The world is filled with unanswerable questions: Why does it never rain on the days I make the effort to pack an umbrella? Why is the B train always late? And why, after his Human Events and Rachel Maddow Show racism train wreck this past week, is Pat Buchanan still employed?
For economist Robert H. Frank, seemingly unanswerable conundrums like these are not just entertaining brainteasers. They’re also a testament to the power of economics. In his book The Economic Naturalist, Frank tackles some of these questions, searching for an economic explanation for each of them, explanations so simple in hindsight that the reader is left wondering why he or she didn’t think of them first.
Why do 24-hour convenience stores have locks on their doors? Because most industrial doors are made for businesses that close at night and that therefore need locks, and to manufacture special lock-less doors for 24-hours stores would be unnecessarily costly. Why are milk cartons square while soda cans are round? Because milk, which requires refrigeration, is stored in containers designed to use expensive space as efficiently as possible, whereas soda, which doesn’t require refrigeration, can be stored in containers that don’t tessellate without wasting space and money.
My favorite of Frank’s explanations answers a question I have asked many times: Why do women’s clothes always button from the left, while men’s clothes always button from the right? Here’s the answer Frank came up with:
When buttons first appeared in the seventeenth century, they were seen only on the garments of the wealthy. At that time it was the custom for men to dress themselves and for women to be dressed by servants. Having women’s shirts button from the left thus made things easier for the mostly right-handed servants who dressed them.
Which is all well and good, but as Frank notes, most women dress themselves these days, so why do women’s garments still button from the left? Well, Frank writes, “a norm, once established, resists change.” This particular change-resistant norm isn’t a particularly troublesome one. Sure, it makes it a little more challenging for a woman to get dressed for work, but if the biggest problem facing Western women is that their collared shirts require slightly more early-morning dexterity than those of their male colleagues, I think we can rest easy.
That said, the left-button norm has a less-than-rosy past. The idea that women were merely ornamental and should therefore wear elaborate gowns that made it all but impossible for them to dress themselves has long since died away. But the norm remains, an artifact of a bygone era and its outdated beliefs.
One of my best girlfriends, an intelligent law student, really appreciates it when her boyfriend opens the car door for her, or when he buys her flowers for no special reason. Not long ago, we were discussing the place of these kinds of chivalrous actions in modern dating. In its most common and harmless iteration, chivalry is simply “gentlemanly” behavior of the kind demonstrated by Elinor’s boyfriend.

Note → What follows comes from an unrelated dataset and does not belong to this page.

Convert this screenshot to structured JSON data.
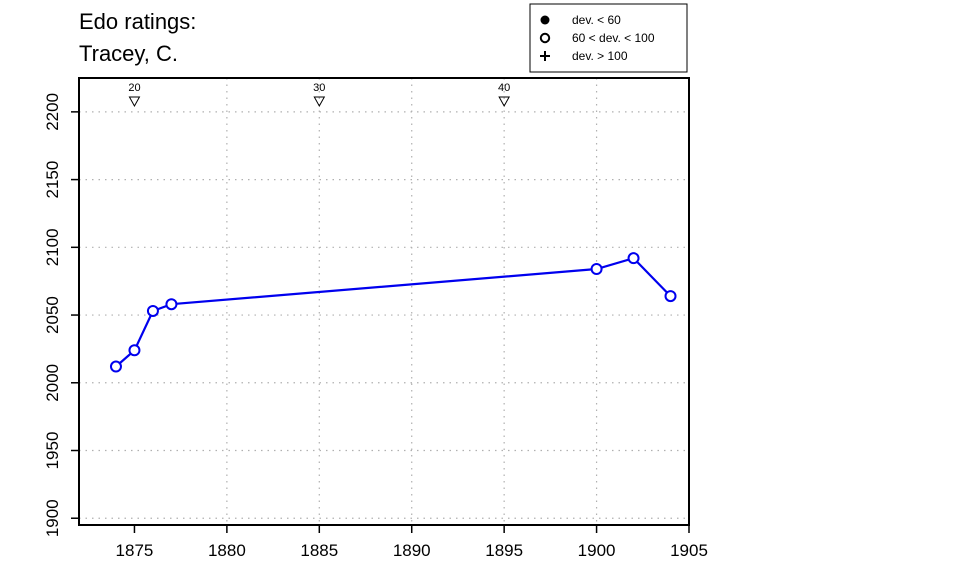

But historically, the basis for chivalrous behavior was the belief that women were inherently weaker than men, and were therefore to be protected and honored. Putting “the fairer sex” on a pedestal might have led men to fight for women’s honor, but it didn’t stop them from denying women education or selling them into politically and economically advantageous marriages, also in the name of protecting their honor.
These days, most men who behave in a gentlemanlike fashion don’t do so because they think that women are inherently weak. They do it simply because that’s what they’ve been taught to do; it’s a social norm. And as Frank writes, a norm, once established resists change.
Elinor and I disagree and of course, everyone feels differently about the role of chivalry in modern society. Personally, I never met a door that was too heavy to open by myself, and I get a kick out of the confused look that forms on the faces of some men when women open doors for them. I also think that if you’re going to open doors for women, you should open them for men, too. Elinor agrees, but while she’s economically capable of buying herself flowers for no special reason, she certainly doesn’t see the point in buying them for her boyfriend, who doesn’t particularly like flowers, all for the sake of gender equality.
I think we can agree that changing women’s (or men’s) buttons from one side to the other in the name of gender equality would be excessive. But it’s no wonder that many feminists find chivalry, with its deeply sexist history not quite a thing of the past, offensive. The belief that women are beautiful, fragile creatures needing protection from and by men, and that for their sacrifice, men will be rewarded with obedient women, is perhaps not as far behind us as we’d like to think. So it’s also no wonder that those same feminists (and I count myself among them) long for a world in which men and women, in addition to opening doors for each other regardless of gender, also extend the courtesy of mutual respect, regardless of gender.
Why We Resist Change
An excellent economics book explains why our shirt buttons are different, why the overnight convenience store has locks on the door, and why consistently wrong pundits remain employed.